CAPITOLO 6

Provviste

Due volte l’anno, quando il giorno è per metà luce e per metà buio, in una città distante una giornata di viaggio, si teneva il Mercato dell’Equinozio. I mercanti giungevano da luoghi vicini e lontani per vendere frutta, animali, attrezzi, profumi, stoffe e spezie. Quando Biancaneve e Rosarossa avevano ancora la loro vecchia vita, al mercato ci andava la servitù. Ma i bei tempi erano finiti, e quell’anno, per la prima volta, la madre vi si recò da sola lasciando le figlie a prendersi cura l’una dell’altra.

Il carro trainato da una bicicletta nera con cui partì era un regalo del loro ex giardiniere, che in passato se ne era servito per trasportare arbusti e arnesi da giardinaggio. Quando la donna tornò dal Mercato dell’Equinozio, il carro era colmo di barattoli di vetro che tintinnavano urtando casse contenenti mazzi di erbe e grandi quantità di frutta e verdura. In cima alle mercanzie, ben legata, c’era una gabbia metallica.

Al suo interno stava una bella gallina dalle piume marrone dorato che deponeva uova marroni tutte screziate. Biancaneve la tolse subito dalla gabbia e la strinse tra le braccia, anche se il piccolo pennuto grassoccio starnazzava e sbatteva le ali per liberarsi. La madre raccontò a Biancaneve e Rosarossa che da bambina possedeva una gallina con le piume marroni cui era molto affezionata, e che il suo nome era Goldie.

«Chiamiamo Goldie anche la nostra» suggerì Biancaneve. E Rosarossa chiese: «La facciamo diventare Goldie Junior?».

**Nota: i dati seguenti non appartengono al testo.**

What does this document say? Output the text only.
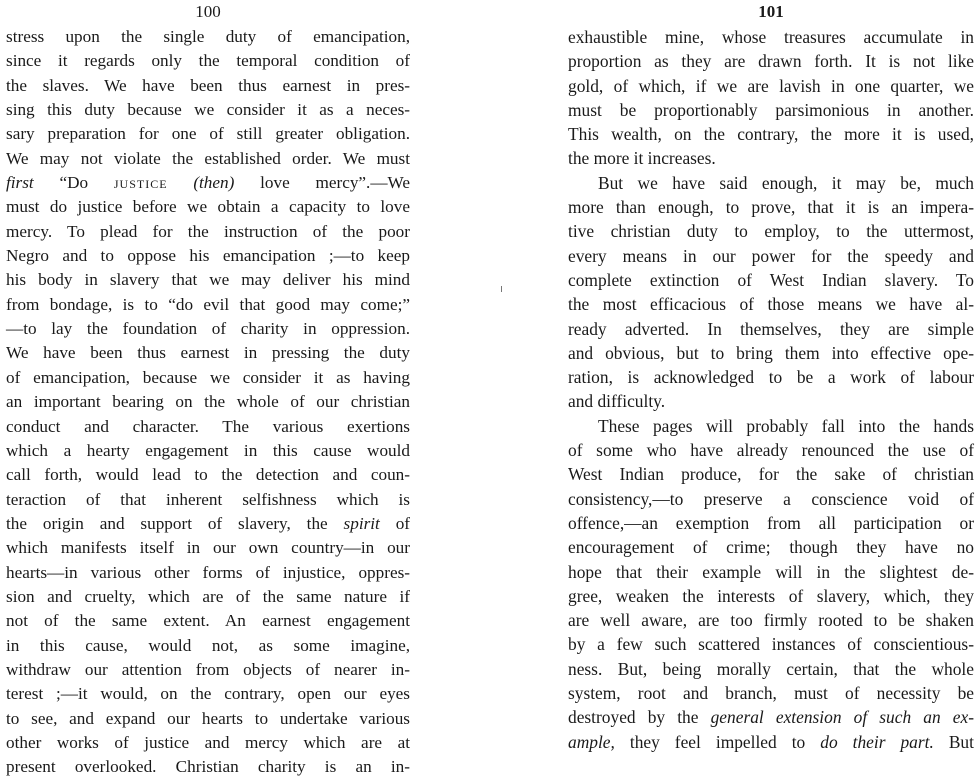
100
stress upon the single duty of emancipation,
since it regards only the temporal condition of
the slaves. We have been thus earnest in pres-
sing this duty because we consider it as a neces-
sary preparation for one of still greater obligation.
We may not violate the established order. We must
first “Do justice (then) love mercy”.—We
must do justice before we obtain a capacity to love
mercy. To plead for the instruction of the poor
Negro and to oppose his emancipation ;—to keep
his body in slavery that we may deliver his mind
from bondage, is to “do evil that good may come;”
—to lay the foundation of charity in oppression.
We have been thus earnest in pressing the duty
of emancipation, because we consider it as having
an important bearing on the whole of our christian
conduct and character. The various exertions
which a hearty engagement in this cause would
call forth, would lead to the detection and coun-
teraction of that inherent selfishness which is
the origin and support of slavery, the spirit of
which manifests itself in our own country—in our
hearts—in various other forms of injustice, oppres-
sion and cruelty, which are of the same nature if
not of the same extent. An earnest engagement
in this cause, would not, as some imagine,
withdraw our attention from objects of nearer in-
terest ;—it would, on the contrary, open our eyes
to see, and expand our hearts to undertake various
other works of justice and mercy which are at
present overlooked. Christian charity is an in-
101
exhaustible mine, whose treasures accumulate in
proportion as they are drawn forth. It is not like
gold, of which, if we are lavish in one quarter, we
must be proportionably parsimonious in another.
This wealth, on the contrary, the more it is used,
the more it increases.
But we have said enough, it may be, much
more than enough, to prove, that it is an impera-
tive christian duty to employ, to the uttermost,
every means in our power for the speedy and
complete extinction of West Indian slavery. To
the most efficacious of those means we have al-
ready adverted. In themselves, they are simple
and obvious, but to bring them into effective ope-
ration, is acknowledged to be a work of labour
and difficulty.
These pages will probably fall into the hands
of some who have already renounced the use of
West Indian produce, for the sake of christian
consistency,—to preserve a conscience void of
offence,—an exemption from all participation or
encouragement of crime; though they have no
hope that their example will in the slightest de-
gree, weaken the interests of slavery, which, they
are well aware, are too firmly rooted to be shaken
by a few such scattered instances of conscientious-
ness. But, being morally certain, that the whole
system, root and branch, must of necessity be
destroyed by the general extension of such an ex-
ample, they feel impelled to do their part. But
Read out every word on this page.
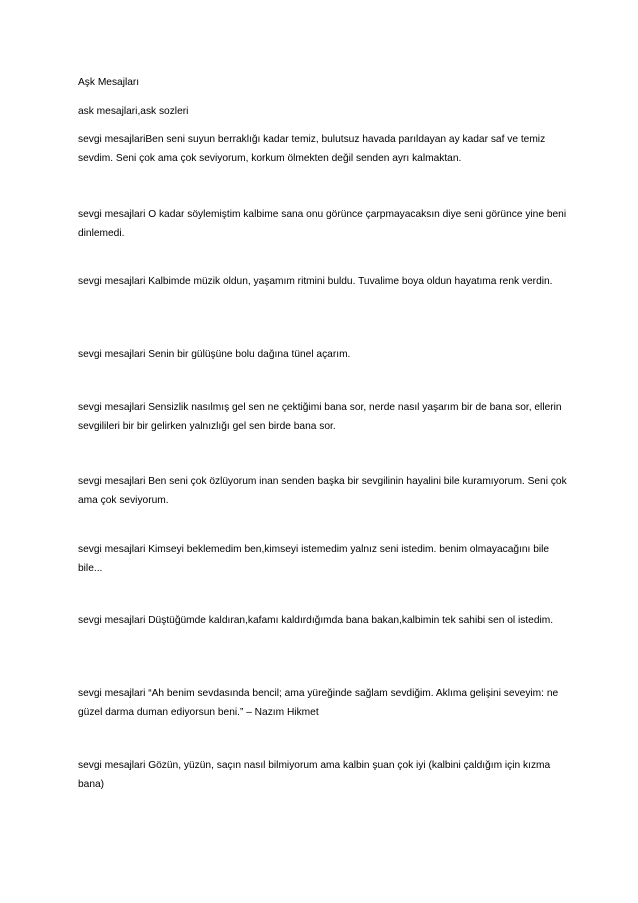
Aşk Mesajları
ask mesajlari,ask sozleri
sevgi mesajlariBen seni suyun berraklığı kadar temiz, bulutsuz havada parıldayan ay kadar saf ve temiz sevdim. Seni çok ama çok seviyorum, korkum ölmekten değil senden ayrı kalmaktan.
sevgi mesajlari O kadar söylemiştim kalbime sana onu görünce çarpmayacaksın diye seni görünce yine beni dinlemedi.
sevgi mesajlari Kalbimde müzik oldun, yaşamım ritmini buldu. Tuvalime boya oldun hayatıma renk verdin.
sevgi mesajlari Senin bir gülüşüne bolu dağına tünel açarım.
sevgi mesajlari Sensizlik nasılmış gel sen ne çektiğimi bana sor, nerde nasıl yaşarım bir de bana sor, ellerin sevgilileri bir bir gelirken yalnızlığı gel sen birde bana sor.
sevgi mesajlari Ben seni çok özlüyorum inan senden başka bir sevgilinin hayalini bile kuramıyorum. Seni çok ama çok seviyorum.
sevgi mesajlari Kimseyi beklemedim ben,kimseyi istemedim yalnız seni istedim. benim olmayacağını bile bile...
sevgi mesajlari Düştüğümde kaldıran,kafamı kaldırdığımda bana bakan,kalbimin tek sahibi sen ol istedim.
sevgi mesajlari “Ah benim sevdasında bencil; ama yüreğinde sağlam sevdiğim. Aklıma gelişini seveyim: ne güzel darma duman ediyorsun beni.” – Nazım Hikmet
sevgi mesajlari Gözün, yüzün, saçın nasıl bilmiyorum ama kalbin şuan çok iyi (kalbini çaldığım için kızma bana)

«Goldie Seconda» precisò Biancaneve, facendo segno di sì con la testa.

La madre era soddisfatta delle provviste che aveva portato a casa. Sembrava in grado di badare a se stessa, ormai, come se si fosse alleggerita del peso che la opprimeva. Si mise un grembiule in vita e sulla testa il foulard che usava nel suo studio da scultrice per proteggere i capelli dalla polvere, poi mostrò alle figlie come fare un pollaio dentro la baracca di lamiera. Una volta rientrate, radunò tutte le pentole e tirò fuori taglieri e coltelli per preparare il cibo da mettere via in vista della stagione fredda.

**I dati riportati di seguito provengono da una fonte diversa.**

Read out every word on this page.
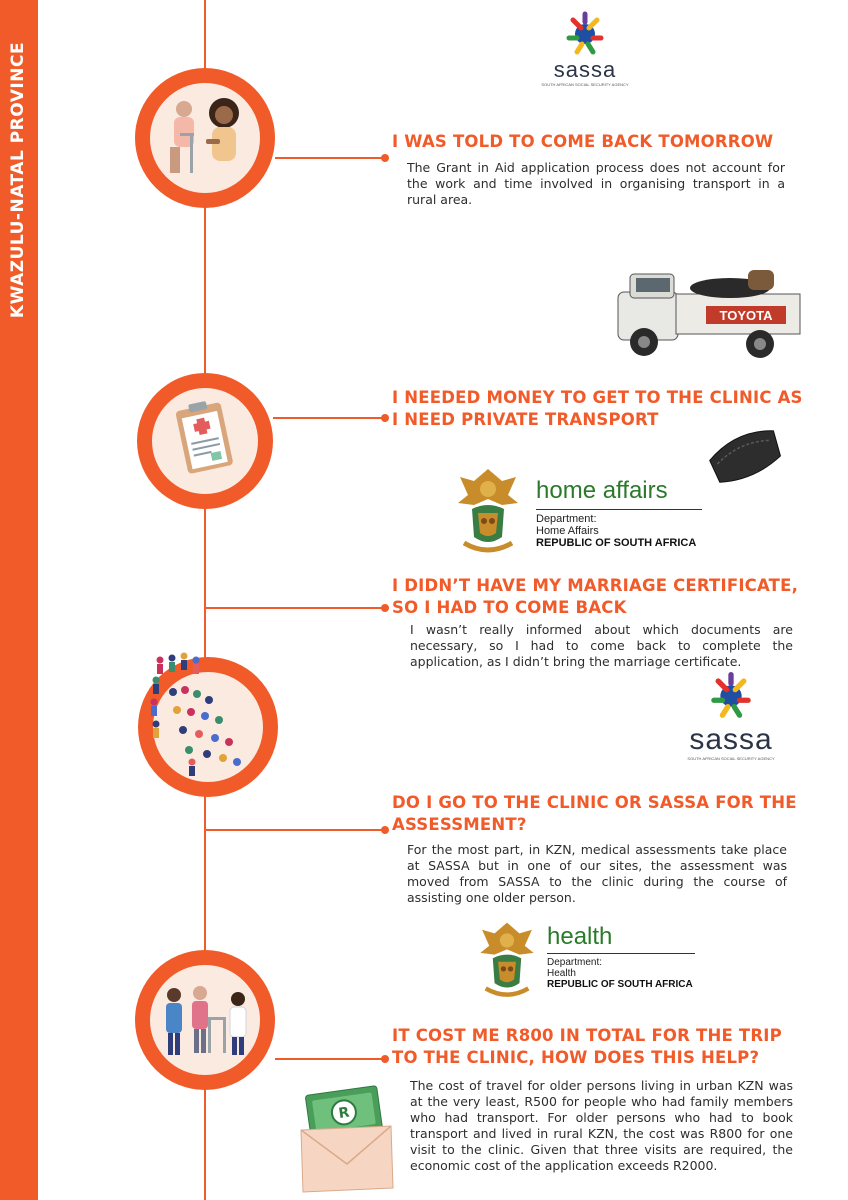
KWAZULU-NATAL PROVINCE	sassa
SOUTH AFRICAN SOCIAL SECURITY AGENCY
I WAS TOLD TO COME BACK TOMORROW
The Grant in Aid application process does not account for the work and time involved in organising transport in a rural area.
TOYOTA
I NEEDED MONEY TO GET TO THE CLINIC AS I NEED PRIVATE TRANSPORT
home affairs
Department:
Home Affairs
REPUBLIC OF SOUTH AFRICA
I DIDN’T HAVE MY MARRIAGE CERTIFICATE, SO I HAD TO COME BACK
I wasn’t really informed about which documents are necessary, so I had to come back to complete the application, as I didn’t bring the marriage certificate.
sassa
SOUTH AFRICAN SOCIAL SECURITY AGENCY
DO I GO TO THE CLINIC OR SASSA FOR THE ASSESSMENT?
For the most part, in KZN, medical assessments take place at SASSA but in one of our sites, the assessment was moved from SASSA to the clinic during the course of assisting one older person.
health
Department:
Health
REPUBLIC OF SOUTH AFRICA
IT COST ME R800 IN TOTAL FOR THE TRIP TO THE CLINIC, HOW DOES THIS HELP?
The cost of travel for older persons living in urban KZN was at the very least, R500 for people who had family members who had transport. For older persons who had to book transport and lived in rural KZN, the cost was R800 for one visit to the clinic. Given that three visits are required, the economic cost of the application exceeds R2000.
R
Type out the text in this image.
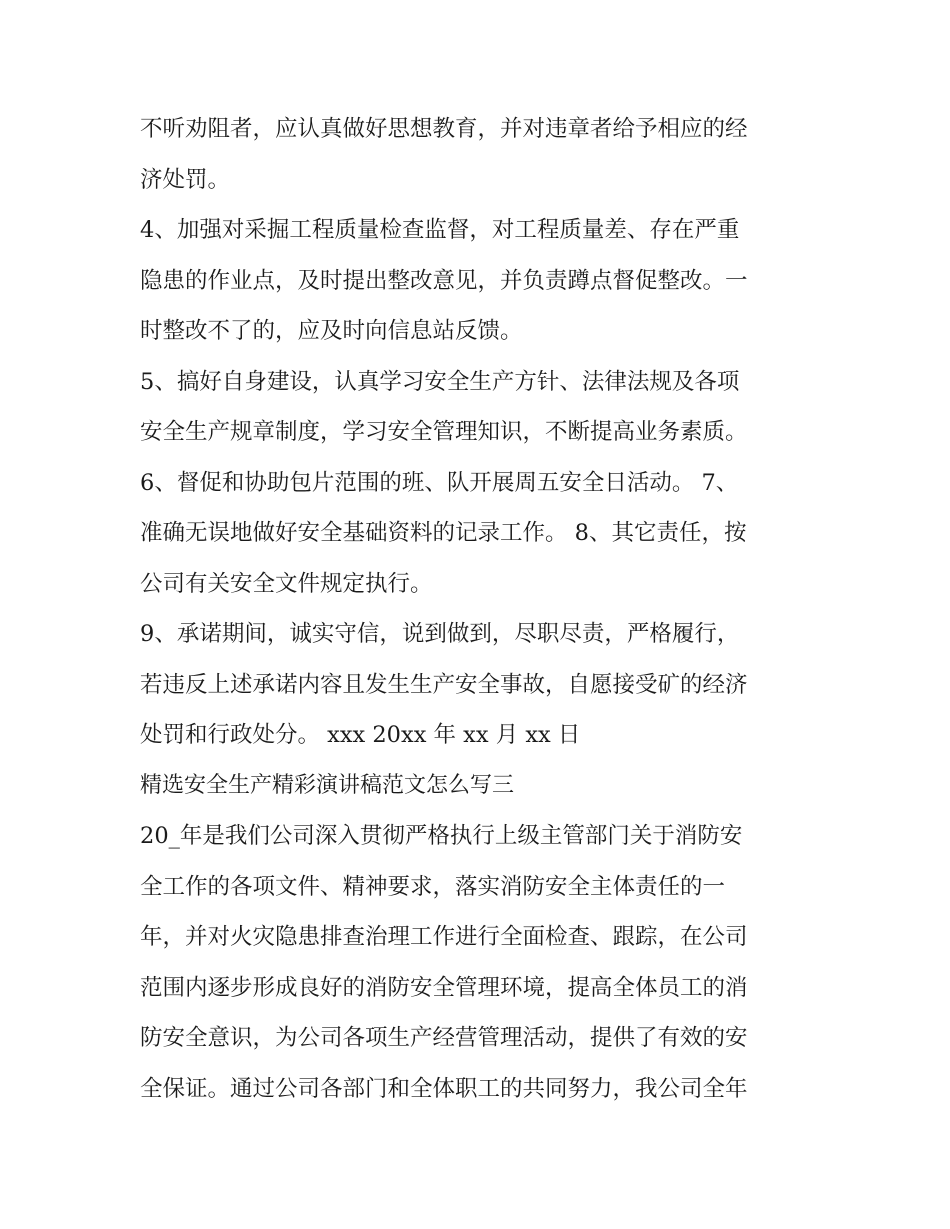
不听劝阻者，应认真做好思想教育，并对违章者给予相应的经
济处罚。
4、加强对采掘工程质量检查监督，对工程质量差、存在严重
隐患的作业点，及时提出整改意见，并负责蹲点督促整改。一
时整改不了的，应及时向信息站反馈。
5、搞好自身建设，认真学习安全生产方针、法律法规及各项
安全生产规章制度，学习安全管理知识，不断提高业务素质。
6、督促和协助包片范围的班、队开展周五安全日活动。 7、
准确无误地做好安全基础资料的记录工作。 8、其它责任，按
公司有关安全文件规定执行。
9、承诺期间，诚实守信，说到做到，尽职尽责，严格履行，
若违反上述承诺内容且发生生产安全事故，自愿接受矿的经济
处罚和行政处分。 xxx 20xx 年 xx 月 xx 日
精选安全生产精彩演讲稿范文怎么写三
20_年是我们公司深入贯彻严格执行上级主管部门关于消防安
全工作的各项文件、精神要求，落实消防安全主体责任的一
年，并对火灾隐患排查治理工作进行全面检查、跟踪，在公司
范围内逐步形成良好的消防安全管理环境，提高全体员工的消
防安全意识，为公司各项生产经营管理活动，提供了有效的安
全保证。通过公司各部门和全体职工的共同努力，我公司全年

«Ho incontrato il vostro amico al mercato, il giovane coltivatore di funghi» disse, porgendo alle bambine un grembiule ciascuna. «Aiutava i suoi genitori.»

«Ivo?» domandò Biancaneve, annodando il suo intorno alla vita.

«Ecco dov’era, allora!» esclamò Rosarossa. «Siamo state alla serra. Mi sono chiesta se non stessimo cercando un’altra volta nel posto sbagliato.» Si lisciò il grembiule e raddrizzò il fiocco, poi rovistò in un sacco e ne estrasse mazzi di verdure e involti di frutta.

«Dobbiamo prepararci» continuò la madre. Si infilò una ciocca di capelli scuri sotto il foulard.

«Prepararci per cosa?» bofonchiò Biancaneve tra un boccone di pesca e l’altro.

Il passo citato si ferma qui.